Presseerklärung vom 6. Februar 2007

Zur Serbien-Reise von Ferrero-Waldner/Solana/Steinmeier:

Keine Zugeständnisse ohne Verhaftung von Karadzic und Mladic


Anlässlich der bevorstehenden Reise der so genannten EU-Troika des deutscher Außenministers Frank Walter Steinmeier, der EU-Außenkommissarin Benita Ferrero-Waldner und des EU-Außenbeauftragten Javier Solani nach Belgrad am 7. Februar 2007 appellierte der Präsident der "Gesellschaft für bedrohte Völker International" Tilman Zülch heute an die drei verantwortlichen Politiker bei ihren Gesprächen mit der serbischen Regierung die Festsetzung und Auslieferung der mutmaßlichen Kriegsverbrecher Radovan Karadzic und Ratko Mladic zur unabdingbaren Vorbedingung jeder Konzession an Serbien zu machen. Im gleichen Sinne richtete die GfbV Int. in der vergangenen Woche Schreiben an alle europäischen Regierungschefs und Außenminister an das Europäische Parlament und den Europarat.

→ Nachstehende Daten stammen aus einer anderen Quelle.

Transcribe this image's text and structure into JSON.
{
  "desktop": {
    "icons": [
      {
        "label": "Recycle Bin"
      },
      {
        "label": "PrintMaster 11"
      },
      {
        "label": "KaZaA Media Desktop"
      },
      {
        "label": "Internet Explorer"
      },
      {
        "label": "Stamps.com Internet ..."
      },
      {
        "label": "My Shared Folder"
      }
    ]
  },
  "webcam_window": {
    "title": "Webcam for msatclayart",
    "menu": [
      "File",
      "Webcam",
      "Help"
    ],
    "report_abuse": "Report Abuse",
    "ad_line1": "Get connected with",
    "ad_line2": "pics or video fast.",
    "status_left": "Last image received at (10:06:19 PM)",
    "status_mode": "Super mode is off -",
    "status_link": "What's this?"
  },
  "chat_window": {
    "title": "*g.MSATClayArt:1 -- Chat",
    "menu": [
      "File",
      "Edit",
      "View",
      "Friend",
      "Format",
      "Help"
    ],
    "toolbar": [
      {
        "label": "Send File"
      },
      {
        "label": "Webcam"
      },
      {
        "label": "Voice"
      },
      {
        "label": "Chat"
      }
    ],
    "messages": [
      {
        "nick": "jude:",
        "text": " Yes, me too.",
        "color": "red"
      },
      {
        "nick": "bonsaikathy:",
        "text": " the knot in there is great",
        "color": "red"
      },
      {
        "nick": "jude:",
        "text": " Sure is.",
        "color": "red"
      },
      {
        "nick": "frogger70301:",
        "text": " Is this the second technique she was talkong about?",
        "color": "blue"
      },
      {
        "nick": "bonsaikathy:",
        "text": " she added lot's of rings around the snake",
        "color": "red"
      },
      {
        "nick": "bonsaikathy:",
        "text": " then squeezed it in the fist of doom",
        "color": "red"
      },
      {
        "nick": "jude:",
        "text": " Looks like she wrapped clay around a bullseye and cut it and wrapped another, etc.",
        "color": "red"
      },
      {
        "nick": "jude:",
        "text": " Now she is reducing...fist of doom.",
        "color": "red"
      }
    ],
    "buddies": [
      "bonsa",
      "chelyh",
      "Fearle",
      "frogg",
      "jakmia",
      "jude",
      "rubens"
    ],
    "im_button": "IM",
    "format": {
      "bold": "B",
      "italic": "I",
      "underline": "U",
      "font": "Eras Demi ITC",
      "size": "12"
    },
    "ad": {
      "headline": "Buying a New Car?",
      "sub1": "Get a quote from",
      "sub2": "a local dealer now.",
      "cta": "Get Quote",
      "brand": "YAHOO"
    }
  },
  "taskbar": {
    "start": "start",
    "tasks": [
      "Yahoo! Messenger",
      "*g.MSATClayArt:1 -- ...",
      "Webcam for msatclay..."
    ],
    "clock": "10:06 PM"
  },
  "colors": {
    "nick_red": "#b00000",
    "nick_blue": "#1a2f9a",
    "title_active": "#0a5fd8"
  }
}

So wichtig für die Zukunft der Abschluss eines Stabilisierungs- und Assoziierungsabkommens als Vorstufe zur Aufnahme von Beitrittsverhandlungen mit Serbien ist, so verantwortungslos wäre es, wenn die beiden schlimmsten noch lebenden europäischen Kriegsverbrecher seit der Nachkriegszeit des Zweiten Weltkrieges nicht zur Verantwortung gezogen würden. "Weltweit hochangesehene jüdische Persönlichkeiten wie der letzte überlebende Kommandeur der Freiheitskämpfe des Warschauer Ghettos Marek Edelmann oder der verstorbene Leiter des "Dokumentationszentrums des Bundes Jüdischer Verfolgter des Nazi-Regimes" Simon Wiesenthal haben die Kriegsverbrechen in Bosnien mit "Bestandteilen" des Holocausts verglichen und sich für die Opfer engagiert. Beide haben auch jahrelang die Menschenrechtsarbeit der Gesellschaft für bedrohte Völker für die bosnischen Opfer unterstützt. Es wäre eine unsägliche Verhöhnung dieser Männer, wenn die Vertreter Europas jetzt ein Abkommen mit Serbien schließen würden, dessen verantwortliche Politiker in den vergangenen Jahren alles unternommen haben, um die Festnahme von Karadzic und Mladic zu verhindern", heißt es in den Schreiben von Zülch.

In dem Schreiben wird weiter an den kaltblütigen Massenmord an 8373 unbewaffneten bosnischen Knaben und Männern in Srebrenica erinnert und darauf hingewiesen, dass man bis heute 6800 der Opfer exhumiert und erst 2442 identifiziert und in der Gedenkstätte in Potocari am Selektionsort in der ehemaligen UN-Schutzzone beigesetzt worden seien. Gleichzeitig erinnert die Menschenrechtsorganisation daran, dass Karadzic und Mladic für die Inhaftierung von über 200.000 bosnischen Zivilisten in Internierungs- und Konzentrationslagern und dort für den Tod von bis zu 30.000 Häftlingen verantwortlich seien. Sie weist darauf hin, dass bis zu 20.000 bosnische Frauen zum Teil monatelang in Vergewaltigungslagern festgehalten wurden. Allein im vier Jahre eingeschlossenen und täglich beschossenen Sarajewo seien etwa 12.000 Einwohner umgekommen. "In fast allen Städten und Dörfern des Drina-Tals in der bosnischen Krajina und in der nördlichen Posovina wurden unzählige Massaker und völkermordartige Verbrechen verübt. In einigen der Städte der Podrinja (Drina-Tal), so in Zvornik, in Foca und in Visegrad, Schauplatz des weltbekannten Romans des Nobelpreisträger Ivo Andric "Die Brücke über die Drina" fanden Tausende während des Einmarsches der Milizen von Karadzic und Mladic den Tod", heißt es weiter.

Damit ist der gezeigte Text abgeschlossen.